Often Requested Questions

Q1. What’s the function of Playwright in internet scraping?

A. Playwright automates browser interactions, enabling you to load and retrieve dynamic content material from webpages effectively.

Q2. How does ChatGroq improve internet scraping?

A. ChatGroq, a big language mannequin, processes webpage content material and extracts structured data precisely, bettering information extraction precision.

Q3. Why convert HTML content material to Markdown?

A. Changing HTML to Markdown simplifies textual content processing by stripping pointless tags, making it simpler to extract related data.

This fall.
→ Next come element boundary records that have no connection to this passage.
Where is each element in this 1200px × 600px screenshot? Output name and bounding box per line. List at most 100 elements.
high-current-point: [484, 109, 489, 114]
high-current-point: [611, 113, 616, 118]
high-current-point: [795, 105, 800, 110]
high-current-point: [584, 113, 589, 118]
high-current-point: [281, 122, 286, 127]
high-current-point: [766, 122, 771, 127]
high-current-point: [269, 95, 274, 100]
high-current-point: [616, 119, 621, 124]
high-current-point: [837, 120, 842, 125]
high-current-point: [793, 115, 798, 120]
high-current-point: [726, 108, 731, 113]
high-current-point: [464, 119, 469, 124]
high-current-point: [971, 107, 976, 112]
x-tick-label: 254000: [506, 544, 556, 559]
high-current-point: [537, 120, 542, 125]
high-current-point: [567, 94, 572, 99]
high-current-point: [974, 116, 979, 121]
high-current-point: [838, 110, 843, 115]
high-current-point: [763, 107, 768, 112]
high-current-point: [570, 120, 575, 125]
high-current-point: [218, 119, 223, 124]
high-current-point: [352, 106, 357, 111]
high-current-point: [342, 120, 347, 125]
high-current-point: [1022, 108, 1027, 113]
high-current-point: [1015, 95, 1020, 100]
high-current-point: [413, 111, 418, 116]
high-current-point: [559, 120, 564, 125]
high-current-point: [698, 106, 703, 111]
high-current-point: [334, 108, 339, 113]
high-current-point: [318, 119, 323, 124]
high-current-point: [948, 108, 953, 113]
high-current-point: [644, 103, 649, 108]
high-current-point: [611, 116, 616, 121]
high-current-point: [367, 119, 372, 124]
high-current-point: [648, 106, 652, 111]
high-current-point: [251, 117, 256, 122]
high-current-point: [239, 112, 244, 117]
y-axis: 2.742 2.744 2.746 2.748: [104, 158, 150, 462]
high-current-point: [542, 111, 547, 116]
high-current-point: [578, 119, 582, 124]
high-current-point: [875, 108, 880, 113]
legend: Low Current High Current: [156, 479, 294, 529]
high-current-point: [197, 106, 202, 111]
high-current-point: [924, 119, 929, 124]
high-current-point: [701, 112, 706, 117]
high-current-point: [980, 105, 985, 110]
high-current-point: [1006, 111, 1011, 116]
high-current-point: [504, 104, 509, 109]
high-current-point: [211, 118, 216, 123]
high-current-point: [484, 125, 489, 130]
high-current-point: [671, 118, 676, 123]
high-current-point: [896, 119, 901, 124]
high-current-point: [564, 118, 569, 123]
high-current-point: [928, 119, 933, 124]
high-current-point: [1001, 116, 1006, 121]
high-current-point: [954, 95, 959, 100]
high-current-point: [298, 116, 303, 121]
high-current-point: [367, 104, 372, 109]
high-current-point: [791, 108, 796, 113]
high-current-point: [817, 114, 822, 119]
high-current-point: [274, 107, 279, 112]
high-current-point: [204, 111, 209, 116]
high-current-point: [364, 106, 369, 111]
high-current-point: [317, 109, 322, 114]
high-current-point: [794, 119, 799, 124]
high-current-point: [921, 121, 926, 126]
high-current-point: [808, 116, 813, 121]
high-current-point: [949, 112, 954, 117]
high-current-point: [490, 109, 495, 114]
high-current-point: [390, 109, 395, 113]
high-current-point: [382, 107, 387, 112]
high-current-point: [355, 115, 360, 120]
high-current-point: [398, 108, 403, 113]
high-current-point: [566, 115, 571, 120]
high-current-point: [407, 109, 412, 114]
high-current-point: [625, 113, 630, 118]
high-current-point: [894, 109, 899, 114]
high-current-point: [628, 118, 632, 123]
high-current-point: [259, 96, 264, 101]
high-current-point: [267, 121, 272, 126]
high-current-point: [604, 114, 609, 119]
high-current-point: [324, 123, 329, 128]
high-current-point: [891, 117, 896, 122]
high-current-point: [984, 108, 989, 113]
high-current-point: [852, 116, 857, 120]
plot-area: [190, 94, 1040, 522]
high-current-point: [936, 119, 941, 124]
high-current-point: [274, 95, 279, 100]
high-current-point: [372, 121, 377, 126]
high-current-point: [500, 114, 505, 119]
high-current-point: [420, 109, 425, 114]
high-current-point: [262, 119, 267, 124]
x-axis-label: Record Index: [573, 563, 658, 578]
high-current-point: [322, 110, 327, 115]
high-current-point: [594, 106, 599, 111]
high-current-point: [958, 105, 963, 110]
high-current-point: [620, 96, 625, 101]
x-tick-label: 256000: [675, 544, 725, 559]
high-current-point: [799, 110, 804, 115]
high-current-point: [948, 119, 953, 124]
What’s the advantage of utilizing structured information fashions like Pydantic?

A. Structured information fashions make sure the extracted information is organized and validated, making it simpler to course of and analyze.

Q5. Can this strategy scale for large-scale scraping tasks?

A. Sure, by combining Playwright for automation and LLMs for information extraction, this technique can deal with massive datasets effectively, making certain scalability.

The media proven on this article will not be owned by Analytics Vidhya and is used on the Creator’s discretion.

Hello! I’m a eager Information Science scholar who likes to discover new issues. My ardour for information science stems from a deep curiosity about how information will be remodeled into actionable insights. I take pleasure in diving into varied datasets, uncovering patterns, and making use of machine studying algorithms to unravel real-world issues. Every challenge I undertake is a chance to reinforce my abilities and study new instruments and strategies within the ever-evolving subject of knowledge science.